Achieving democracy in the Middle East is a huge and almost insurmountable task. The Americans have tried it with blitzkrieg-type overthrows of the governments in Iraq and Afghanistan, establishing elected governments and parliaments that were suppose to be accountable to the people. Five years plus of war and democracy only exists on paper in these countries. Insurgents control large tracts of these countries, as the leaders of Iraq and Afghanistan remain isolated and under extremely heavy protection, effectively directly controlling small parts of these countries, while the rest of it is run on paper.
Insurgents fight on with a seemingly inexhaustible supply of fighters, weapons and materials; their attacks becoming increasingly more sophisticated as the US drowns in a sea of debt and many thousands of casualties in two neverending wars.

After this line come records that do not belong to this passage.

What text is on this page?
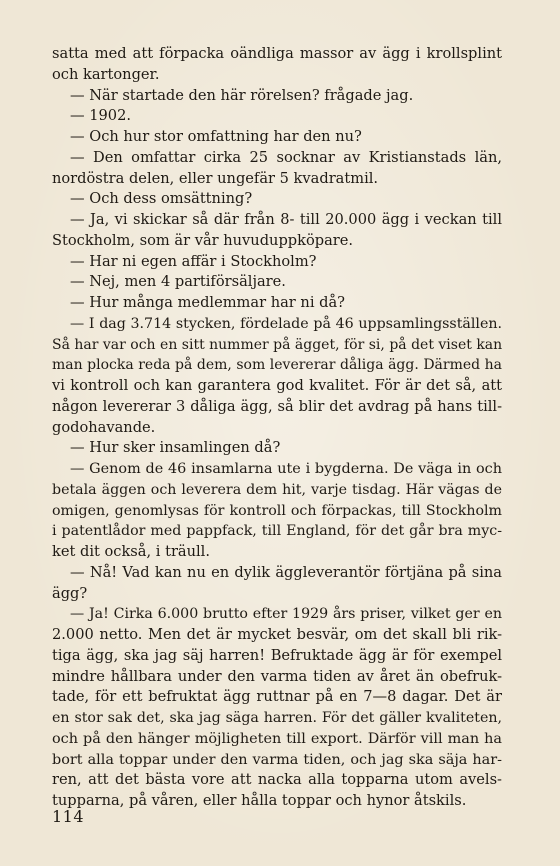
satta med att förpacka oändliga massor av ägg i krollsplint
och kartonger.
— När startade den här rörelsen? frågade jag.
— 1902.
— Och hur stor omfattning har den nu?
— Den omfattar cirka 25 socknar av Kristianstads län,
nordöstra delen, eller ungefär 5 kvadratmil.
— Och dess omsättning?
— Ja, vi skickar så där från 8- till 20.000 ägg i veckan till
Stockholm, som är vår huvuduppköpare.
— Har ni egen affär i Stockholm?
— Nej, men 4 partiförsäljare.
— Hur många medlemmar har ni då?
— I dag 3.714 stycken, fördelade på 46 uppsamlingsställen.
Så har var och en sitt nummer på ägget, för si, på det viset kan
man plocka reda på dem, som levererar dåliga ägg. Därmed ha
vi kontroll och kan garantera god kvalitet. För är det så, att
någon levererar 3 dåliga ägg, så blir det avdrag på hans till-
godohavande.
— Hur sker insamlingen då?
— Genom de 46 insamlarna ute i bygderna. De väga in och
betala äggen och leverera dem hit, varje tisdag. Här vägas de
omigen, genomlysas för kontroll och förpackas, till Stockholm
i patentlådor med pappfack, till England, för det går bra myc-
ket dit också, i träull.
— Nå! Vad kan nu en dylik äggleverantör förtjäna på sina
ägg?
— Ja! Cirka 6.000 brutto efter 1929 års priser, vilket ger en
2.000 netto. Men det är mycket besvär, om det skall bli rik-
tiga ägg, ska jag säj harren! Befruktade ägg är för exempel
mindre hållbara under den varma tiden av året än obefruk-
tade, för ett befruktat ägg ruttnar på en 7—8 dagar. Det är
en stor sak det, ska jag säga harren. För det gäller kvaliteten,
och på den hänger möjligheten till export. Därför vill man ha
bort alla toppar under den varma tiden, och jag ska säja har-
ren, att det bästa vore att nacka alla topparna utom avels-
tupparna, på våren, eller hålla toppar och hynor åtskils.
114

The elected governments in Iraq and Afghanistan retain little or no control over their people...and their countries-as insurgent attacks rage on-including a recent attack on the so-called 'green zone' of Baghdad, ironically where most of these democractic instituions are.
Even in democractic Middle Eastern countries like Israel and Egypt, both countries are forced to maintain, at times, martial-law type powers to deal with terrorists and threats to their own countries, external and internal. The key to achieving democracy in the Middle East is, in part, to find a true solution to the long-running Middle East conflict. After decades of bloody war and terrorism, a true solution would start by ending the state of war...and all of the terrible connotations that go with it that has left the region destabilized for decades, but with the seedlings of the beginnings of democracy just waiting to be sprouted into something very beautiful and substantive.
A substantial easing of tensions would allow the seeds of democracy to flourish out of the bitter ashes of hatred and long-term conflict in a soil that is sadly rich from all of the death of the past number of decades. Democracy is longed by so many in a region that if the level of war and terrorist casualties were comparable to North America, it would be like the equivalent of hundreds of thousands of North American citizens being killed by war and terrorism since 1948, on top of the war casualties from Korea, Vietnam and the other wars. There is a terrible analogy of just the Israeli body count from the Yom Kippur war being comparable to the US losses in Viet-Nam, in ratio comparisons to the US. The seedlings of democracy just needs the right amount of tending to sprout and flourish into beautiful gardens and vineyards of plenty for all to come to and eat from in peace and harmony.
Military occupation of Iraq and Afghanistan will only cause these ugly weeds of hatred to grow further and more grotesque. The West cannot obviously leave these countries so quickly, for the terrorists and insurgents there could easily transform these countries into new 'launching-points' for hatred and violence across the Middle East, destabilizing other countries, and perhaps the entire region itself. But these countries could still turn into shining examples of democracy and freedom, not out of invasions that dramatically force change of government and long-term military occupation. But in nurturing the seedlings of democracy by encouraging peaceful transition following their tribal, religous, secular and modern ways of the democractic and non-democractic countries, not necessarily just out of our Madison Ave, "American Idol" culture and ways.